“We help you talk to real people,” says Alfred Wahlforss (left), CEO and co-founder (Florian Juengermann) of his startup Listen Labs which has used AI to conduct more than a million consumer research interviews.
Kate Kondratieva
Venture capitalist Micky Malka has been conducting online surveys for years to test the investment hunches of his fund Ribbit Capital, which was an early backer of Robinhood, Coinbase and NuBank. Those bets earned Malka a spot on the Midas List, but he has grown increasingly frustrated by the challenges of such long-standing data collection: spotty data, exorbitant costs, and delays in putting together panels that could delay results for weeks.
He then began using Listen Labs, a tool that uses AI interviewers to conduct his customer research.

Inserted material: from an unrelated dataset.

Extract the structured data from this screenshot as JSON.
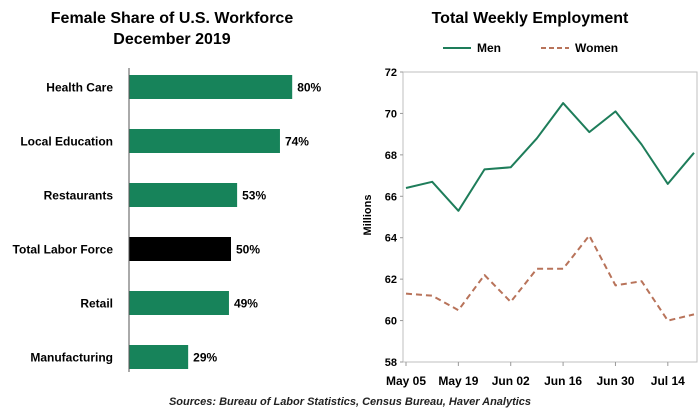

Now his company uses the tool every week to research new and old startup bets, and Malka believes in it so much that he has started offering the AI tool to his portfolio companies. “Listening is the best tool for understanding the customer,” he said. “Instead of having a bored person ask the questions, this AI engine can interact with you and modify the questions to go deeper.”

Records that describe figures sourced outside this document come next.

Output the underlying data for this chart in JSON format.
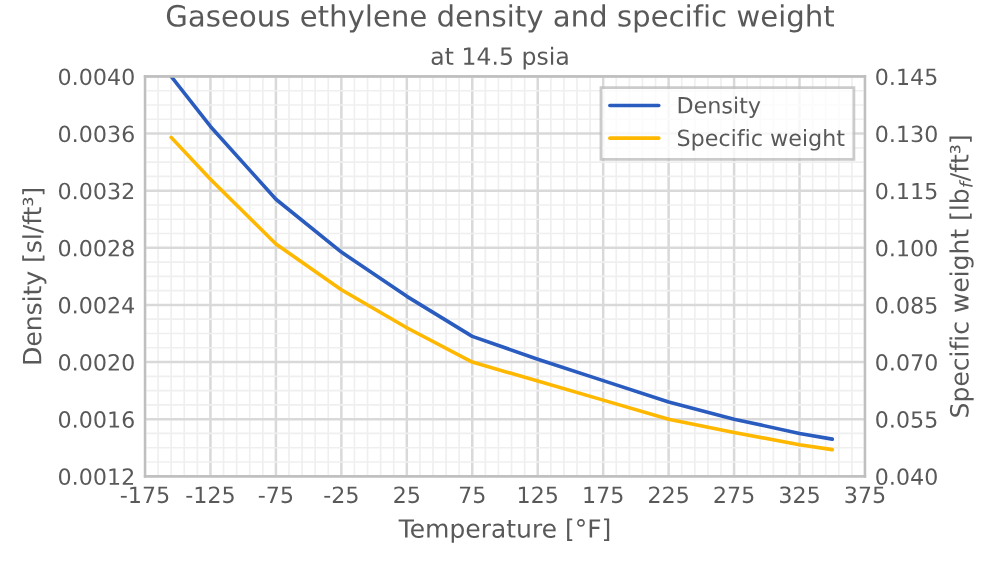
{
  "chart_data": {
    "type": "line",
    "title": "Gaseous ethylene density and specific weight",
    "subtitle": "at 14.5 psia",
    "xlabel": "Temperature [°F]",
    "ylabel": "Density [sl/ft³]",
    "y2label": "Specific weight [lb$_{f}$/ft³]",
    "x": [
      -155,
      -125,
      -75,
      -25,
      25,
      75,
      125,
      175,
      225,
      275,
      325,
      350
    ],
    "series": [
      {
        "name": "Density",
        "color": "#2a5cbf",
        "values": [
          0.004,
          0.00365,
          0.00314,
          0.00277,
          0.00246,
          0.00218,
          0.00202,
          0.00187,
          0.00172,
          0.0016,
          0.0015,
          0.00146
        ]
      },
      {
        "name": "Specific weight",
        "color": "#ffb800",
        "axis": "y2",
        "values": [
          0.129,
          0.118,
          0.101,
          0.089,
          0.079,
          0.07,
          0.065,
          0.06,
          0.055,
          0.0515,
          0.0483,
          0.047
        ]
      }
    ],
    "xlim": [
      -175,
      375
    ],
    "xticks": [
      -175,
      -125,
      -75,
      -25,
      25,
      75,
      125,
      175,
      225,
      275,
      325,
      375
    ],
    "ylim": [
      0.0012,
      0.004
    ],
    "yticks": [
      {
        "value": 0.0012,
        "label": "0.0012"
      },
      {
        "value": 0.0016,
        "label": "0.0016"
      },
      {
        "value": 0.002,
        "label": "0.0020"
      },
      {
        "value": 0.0024,
        "label": "0.0024"
      },
      {
        "value": 0.0028,
        "label": "0.0028"
      },
      {
        "value": 0.0032,
        "label": "0.0032"
      },
      {
        "value": 0.0036,
        "label": "0.0036"
      },
      {
        "value": 0.004,
        "label": "0.0040"
      }
    ],
    "y2lim": [
      0.04,
      0.145
    ],
    "y2ticks": [
      {
        "value": 0.04,
        "label": "0.040"
      },
      {
        "value": 0.055,
        "label": "0.055"
      },
      {
        "value": 0.07,
        "label": "0.070"
      },
      {
        "value": 0.085,
        "label": "0.085"
      },
      {
        "value": 0.1,
        "label": "0.100"
      },
      {
        "value": 0.115,
        "label": "0.115"
      },
      {
        "value": 0.13,
        "label": "0.130"
      },
      {
        "value": 0.145,
        "label": "0.145"
      }
    ],
    "grid": true,
    "legend": "top right",
    "marker": "none",
    "line_style": "solid"
  }
}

That led Ribbit Capital to lead a $69 million Series B round for the startup, which is now valued at more than $500 million, with former Sequoia partner Matt Miller’s new fund Evantic and existing investors Sequoia Capital, Conviction and Pear VC. This brings the total raised by the startup launched in April 2025 to more than $96 million.

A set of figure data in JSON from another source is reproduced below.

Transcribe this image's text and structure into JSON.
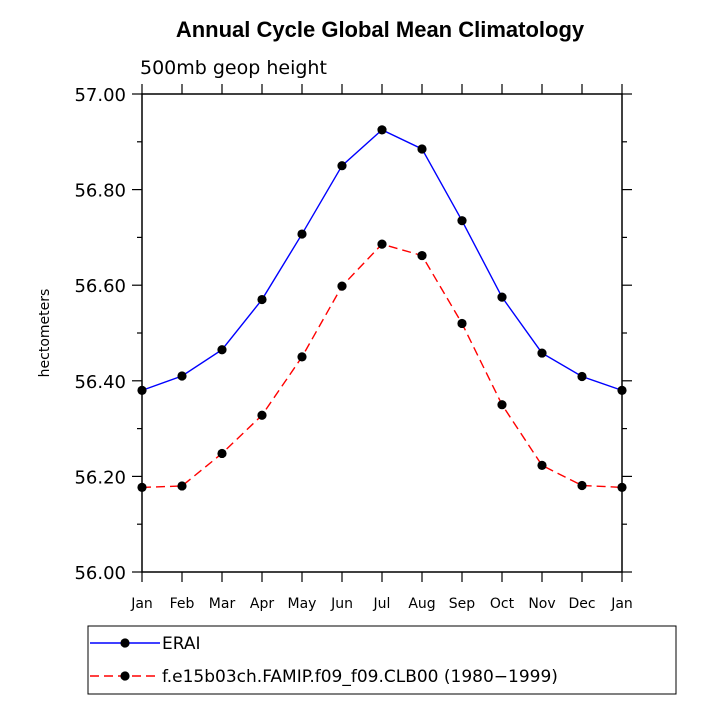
{
  "chart_data": {
    "type": "line",
    "title": "Annual Cycle Global Mean Climatology",
    "subtitle": "500mb geop height",
    "ylabel": "hectometers",
    "xlabel": "",
    "categories": [
      "Jan",
      "Feb",
      "Mar",
      "Apr",
      "May",
      "Jun",
      "Jul",
      "Aug",
      "Sep",
      "Oct",
      "Nov",
      "Dec",
      "Jan"
    ],
    "ylim": [
      56.0,
      57.0
    ],
    "yticks": [
      "56.00",
      "56.20",
      "56.40",
      "56.60",
      "56.80",
      "57.00"
    ],
    "grid": false,
    "legend_position": "bottom",
    "series": [
      {
        "name": "ERAI",
        "color": "#0000ff",
        "line_style": "solid",
        "marker": "filled-circle",
        "values": [
          56.38,
          56.41,
          56.465,
          56.57,
          56.707,
          56.85,
          56.925,
          56.885,
          56.735,
          56.575,
          56.458,
          56.409,
          56.38
        ]
      },
      {
        "name": "f.e15b03ch.FAMIP.f09_f09.CLB00 (1980−1999)",
        "color": "#ff0000",
        "line_style": "dashed",
        "marker": "filled-circle",
        "values": [
          56.177,
          56.18,
          56.248,
          56.328,
          56.45,
          56.598,
          56.686,
          56.662,
          56.52,
          56.35,
          56.223,
          56.181,
          56.177
        ]
      }
    ]
  }
}
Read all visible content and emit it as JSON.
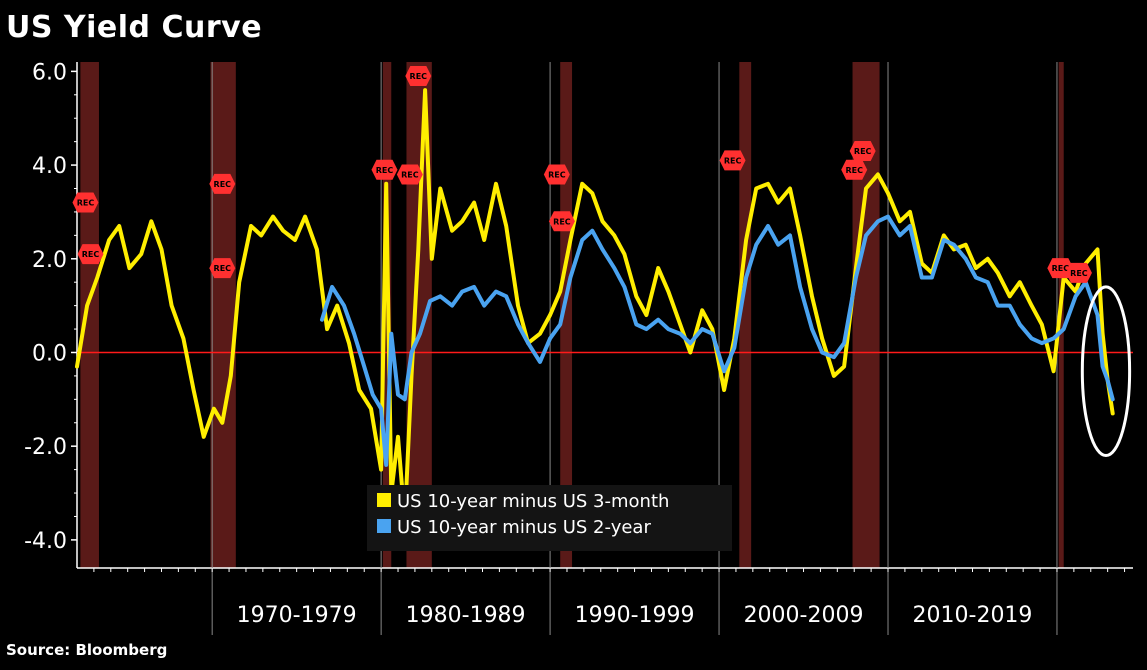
{
  "title": "US Yield Curve",
  "source": "Source: Bloomberg",
  "colors": {
    "background": "#000000",
    "series_3m": "#ffee00",
    "series_2y": "#4aa3f0",
    "zero_line": "#ff1a1a",
    "recession_band": "#5a1a18",
    "rec_marker": "#ff3030"
  },
  "chart_data": {
    "type": "line",
    "title": "US Yield Curve",
    "xlabel": "",
    "ylabel": "",
    "ylim": [
      -4.6,
      6.2
    ],
    "xlim": [
      1962.0,
      2024.5
    ],
    "yticks": [
      6.0,
      4.0,
      2.0,
      0.0,
      -2.0,
      -4.0
    ],
    "ytick_labels": [
      "6.0",
      "4.0",
      "2.0",
      "0.0",
      "-2.0",
      "-4.0"
    ],
    "decade_labels": [
      {
        "label": "1970-1979",
        "x": 1970
      },
      {
        "label": "1980-1989",
        "x": 1980
      },
      {
        "label": "1990-1999",
        "x": 1990
      },
      {
        "label": "2000-2009",
        "x": 2000
      },
      {
        "label": "2010-2019",
        "x": 2010
      }
    ],
    "decade_dividers": [
      1970,
      1980,
      1990,
      2000,
      2010,
      2020
    ],
    "grid": false,
    "legend_position": "bottom-center",
    "recessions": [
      {
        "start": 1962.2,
        "end": 1963.3
      },
      {
        "start": 1969.9,
        "end": 1971.4
      },
      {
        "start": 1980.1,
        "end": 1980.6
      },
      {
        "start": 1981.5,
        "end": 1983.0
      },
      {
        "start": 1990.6,
        "end": 1991.3
      },
      {
        "start": 2001.2,
        "end": 2001.9
      },
      {
        "start": 2007.9,
        "end": 2009.5
      },
      {
        "start": 2020.1,
        "end": 2020.4
      }
    ],
    "rec_markers": [
      {
        "label": "REC",
        "x": 1962.5,
        "y": 3.2
      },
      {
        "label": "REC",
        "x": 1962.8,
        "y": 2.1
      },
      {
        "label": "REC",
        "x": 1970.6,
        "y": 3.6
      },
      {
        "label": "REC",
        "x": 1970.6,
        "y": 1.8
      },
      {
        "label": "REC",
        "x": 1980.2,
        "y": 3.9
      },
      {
        "label": "REC",
        "x": 1981.7,
        "y": 3.8
      },
      {
        "label": "REC",
        "x": 1982.2,
        "y": 5.9
      },
      {
        "label": "REC",
        "x": 1990.4,
        "y": 3.8
      },
      {
        "label": "REC",
        "x": 1990.7,
        "y": 2.8
      },
      {
        "label": "REC",
        "x": 2000.8,
        "y": 4.1
      },
      {
        "label": "REC",
        "x": 2008.5,
        "y": 4.3
      },
      {
        "label": "REC",
        "x": 2008.0,
        "y": 3.9
      },
      {
        "label": "REC",
        "x": 2020.2,
        "y": 1.8
      },
      {
        "label": "REC",
        "x": 2021.3,
        "y": 1.7
      }
    ],
    "highlight_ellipse": {
      "cx": 2022.9,
      "cy": -0.4,
      "rx": 1.4,
      "ry": 1.8
    },
    "series": [
      {
        "name": "US 10-year minus US 3-month",
        "color": "#ffee00",
        "x": [
          1962.0,
          1962.6,
          1963.2,
          1963.9,
          1964.5,
          1965.1,
          1965.8,
          1966.4,
          1967.0,
          1967.6,
          1968.3,
          1968.9,
          1969.5,
          1970.1,
          1970.6,
          1971.1,
          1971.6,
          1972.3,
          1972.9,
          1973.6,
          1974.2,
          1974.9,
          1975.5,
          1976.2,
          1976.8,
          1977.4,
          1978.1,
          1978.7,
          1979.4,
          1980.0,
          1980.3,
          1980.6,
          1981.0,
          1981.4,
          1981.8,
          1982.2,
          1982.6,
          1983.0,
          1983.5,
          1984.2,
          1984.8,
          1985.5,
          1986.1,
          1986.8,
          1987.4,
          1988.1,
          1988.7,
          1989.4,
          1990.0,
          1990.6,
          1991.2,
          1991.9,
          1992.5,
          1993.1,
          1993.8,
          1994.4,
          1995.1,
          1995.7,
          1996.4,
          1997.0,
          1997.7,
          1998.3,
          1999.0,
          1999.6,
          2000.3,
          2000.9,
          2001.6,
          2002.2,
          2002.9,
          2003.5,
          2004.2,
          2004.8,
          2005.5,
          2006.1,
          2006.8,
          2007.4,
          2008.1,
          2008.7,
          2009.4,
          2010.0,
          2010.7,
          2011.3,
          2012.0,
          2012.6,
          2013.3,
          2013.9,
          2014.6,
          2015.2,
          2015.9,
          2016.5,
          2017.2,
          2017.8,
          2018.5,
          2019.1,
          2019.8,
          2020.4,
          2021.1,
          2021.7,
          2022.4,
          2022.7,
          2023.0,
          2023.3
        ],
        "y": [
          -0.3,
          1.0,
          1.6,
          2.4,
          2.7,
          1.8,
          2.1,
          2.8,
          2.2,
          1.0,
          0.3,
          -0.8,
          -1.8,
          -1.2,
          -1.5,
          -0.5,
          1.5,
          2.7,
          2.5,
          2.9,
          2.6,
          2.4,
          2.9,
          2.2,
          0.5,
          1.0,
          0.2,
          -0.8,
          -1.2,
          -2.5,
          3.6,
          -3.0,
          -1.8,
          -3.6,
          -0.5,
          2.2,
          5.6,
          2.0,
          3.5,
          2.6,
          2.8,
          3.2,
          2.4,
          3.6,
          2.7,
          1.0,
          0.2,
          0.4,
          0.8,
          1.3,
          2.4,
          3.6,
          3.4,
          2.8,
          2.5,
          2.1,
          1.2,
          0.8,
          1.8,
          1.3,
          0.6,
          0.0,
          0.9,
          0.5,
          -0.8,
          0.3,
          2.4,
          3.5,
          3.6,
          3.2,
          3.5,
          2.5,
          1.2,
          0.3,
          -0.5,
          -0.3,
          1.8,
          3.5,
          3.8,
          3.4,
          2.8,
          3.0,
          1.9,
          1.7,
          2.5,
          2.2,
          2.3,
          1.8,
          2.0,
          1.7,
          1.2,
          1.5,
          1.0,
          0.6,
          -0.4,
          1.6,
          1.3,
          1.9,
          2.2,
          0.4,
          -0.6,
          -1.3
        ]
      },
      {
        "name": "US 10-year minus US 2-year",
        "color": "#4aa3f0",
        "x": [
          1976.5,
          1977.1,
          1977.8,
          1978.4,
          1979.0,
          1979.5,
          1980.0,
          1980.3,
          1980.6,
          1981.0,
          1981.4,
          1981.8,
          1982.3,
          1982.9,
          1983.5,
          1984.2,
          1984.8,
          1985.5,
          1986.1,
          1986.8,
          1987.4,
          1988.1,
          1988.7,
          1989.4,
          1990.0,
          1990.6,
          1991.2,
          1991.9,
          1992.5,
          1993.1,
          1993.8,
          1994.4,
          1995.1,
          1995.7,
          1996.4,
          1997.0,
          1997.7,
          1998.3,
          1999.0,
          1999.6,
          2000.3,
          2000.9,
          2001.6,
          2002.2,
          2002.9,
          2003.5,
          2004.2,
          2004.8,
          2005.5,
          2006.1,
          2006.8,
          2007.4,
          2008.1,
          2008.7,
          2009.4,
          2010.0,
          2010.7,
          2011.3,
          2012.0,
          2012.6,
          2013.3,
          2013.9,
          2014.6,
          2015.2,
          2015.9,
          2016.5,
          2017.2,
          2017.8,
          2018.5,
          2019.1,
          2019.8,
          2020.4,
          2021.1,
          2021.7,
          2022.4,
          2022.7,
          2023.0,
          2023.3
        ],
        "y": [
          0.7,
          1.4,
          1.0,
          0.4,
          -0.3,
          -0.9,
          -1.2,
          -2.4,
          0.4,
          -0.9,
          -1.0,
          0.0,
          0.4,
          1.1,
          1.2,
          1.0,
          1.3,
          1.4,
          1.0,
          1.3,
          1.2,
          0.6,
          0.2,
          -0.2,
          0.3,
          0.6,
          1.6,
          2.4,
          2.6,
          2.2,
          1.8,
          1.4,
          0.6,
          0.5,
          0.7,
          0.5,
          0.4,
          0.2,
          0.5,
          0.4,
          -0.4,
          0.1,
          1.6,
          2.3,
          2.7,
          2.3,
          2.5,
          1.4,
          0.5,
          0.0,
          -0.1,
          0.2,
          1.6,
          2.5,
          2.8,
          2.9,
          2.5,
          2.7,
          1.6,
          1.6,
          2.4,
          2.3,
          2.0,
          1.6,
          1.5,
          1.0,
          1.0,
          0.6,
          0.3,
          0.2,
          0.3,
          0.5,
          1.2,
          1.5,
          0.8,
          -0.3,
          -0.6,
          -1.0
        ]
      }
    ]
  }
}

The San Francisco-based company has already completed more than a million AI interviews for companies like Microsoft, AI tool Perplexity and salad bar chain Sweetgreen. Founder and CEO Alfred Wahlforss declined to share his startup’s revenue, but S&P 500 companies spend tens of billions of dollars a year surveying consumers to test new products and features and gauge the mood on the high street.
Listen Labs uses AI to streamline this process. Customers can create surveys, select panelists and conduct video interviews using its tools, which then aggregate the results into a research hub. “Companies use it for all kinds of important decisions,” says Wahlforss. “This AI interviewer means you can conduct hundreds of one-on-one interviews at scale.”
Wahlforss isn’t alone in seeing the opportunity to streamline consumer research, with established players like NielsenIQ, Ipsos and Kantar as well as self-service online tools like SurveyMonkey creating their own AI games. Meanwhile, some new startups like Aaruwho raised a billion-dollar valuation round in December, are betting they can simply knock humans out of the loop by using AI to simulate consumer behavior.
Listen Labs is focusing on humans for now, but plans to allow its customers to explore data from interviews they’ve already conducted on the platform to simulate how consumers would respond to new questions. “There’s so much drift in AI and now that you can build so quickly with Claude Code and other tools, it’s become really important to understand what people want,” says Wahlforss. “We help you talk to real people.”